I wish that I had more people helping tonight and tomorrow night to get things done! I only have 2 people helping tonight besides Smug-Hub and I. If we had more people, I think that we could really get a huge dent into the painting and then just have to do second coats tomorrow along with the cleaning that I want to do. My concern is that if we don't get at least one coat on everything tonight, then we will not have time to get a second coat on before the move on Saturday morning!
The biggest challange is going to be the Baby's room (Smug-Hub says that he does not want to call it a baby's room until there is a baby, but I am not backing down - it's the BABY'S ROOM). The previous owners painted it for their little boy, they painted it for Thomas the Tank Engine, so it is really bright to say the least.
We are going to paint it in a warm, creamy, soft yellow - which will be great for a boy baby or a girl baby. It is just going to take a few coats of primer and a few coats of paint to cover all that blue, yellow and red!!
I am also feeling slightly resentful of Smug-Hub right now. I know that this is mostly stemming because he has been really sick and grouchy and a pain to be around right now, but I feel like I have done all of the major work needed to get ready for this move. I have done ALL the packing, he has not packed one box yet, not one! I was the one who dealt with the realtor, the loan officer, the insurance agents, the lawyers, the utility companies, the home owners association, everyone to get the house purchased.

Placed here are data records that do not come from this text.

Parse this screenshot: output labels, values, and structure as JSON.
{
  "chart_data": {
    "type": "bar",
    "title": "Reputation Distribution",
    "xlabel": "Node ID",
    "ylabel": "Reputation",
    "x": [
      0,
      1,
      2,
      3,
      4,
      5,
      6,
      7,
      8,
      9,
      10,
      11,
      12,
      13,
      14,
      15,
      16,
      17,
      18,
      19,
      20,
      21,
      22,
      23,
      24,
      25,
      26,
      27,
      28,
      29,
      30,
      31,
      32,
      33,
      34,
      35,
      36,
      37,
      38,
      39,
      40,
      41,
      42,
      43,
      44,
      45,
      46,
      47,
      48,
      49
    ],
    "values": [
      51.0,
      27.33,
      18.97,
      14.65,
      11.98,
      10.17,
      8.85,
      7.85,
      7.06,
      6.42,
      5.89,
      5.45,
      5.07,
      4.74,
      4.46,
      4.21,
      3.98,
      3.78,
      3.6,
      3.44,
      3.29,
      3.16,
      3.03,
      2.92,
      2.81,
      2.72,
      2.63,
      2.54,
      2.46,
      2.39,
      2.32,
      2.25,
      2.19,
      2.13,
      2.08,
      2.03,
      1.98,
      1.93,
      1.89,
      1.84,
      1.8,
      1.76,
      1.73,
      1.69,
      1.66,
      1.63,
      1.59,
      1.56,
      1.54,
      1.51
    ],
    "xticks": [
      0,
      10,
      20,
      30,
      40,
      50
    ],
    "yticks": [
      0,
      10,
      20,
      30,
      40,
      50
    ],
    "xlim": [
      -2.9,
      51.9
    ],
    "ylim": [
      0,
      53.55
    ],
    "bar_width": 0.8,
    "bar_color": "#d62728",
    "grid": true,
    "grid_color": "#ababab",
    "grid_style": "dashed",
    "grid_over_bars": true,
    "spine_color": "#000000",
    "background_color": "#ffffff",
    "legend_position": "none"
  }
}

I have asked my friends and family to help with the painting and cleaning projects, he just sent out an e-mail to 3 guys this afternoon - no one is going to be able to help on such short notice!! I asked him to call my dad and anyone else he could think of, last night while I was in class, to see if he could find some work lamps or floor lamps to help light our painting tonight (the rooms don't have overhead lighting). This is the ONLY thing that I asked him to do, he forgot! I ended up calling around this morning.
I feel sure that if he were feeling better he would be totally helpful with all this stuff, but the closing and moving ended up coming at a time when he had been traveling quite a bit and is therefore behind on work, and add is sickness to the mix and he is one really grouchy MoFo! He has this habit of acting like if he does not do his work the sun will refuse to rise or something - this is our first house and it has been a lot of work so far and the last push is right here in front of us! I just don't think that I can do it alone, so sick workaholic boy is going to have to get over himself and suck it up!
I think that he will step up, but I just needed to vent.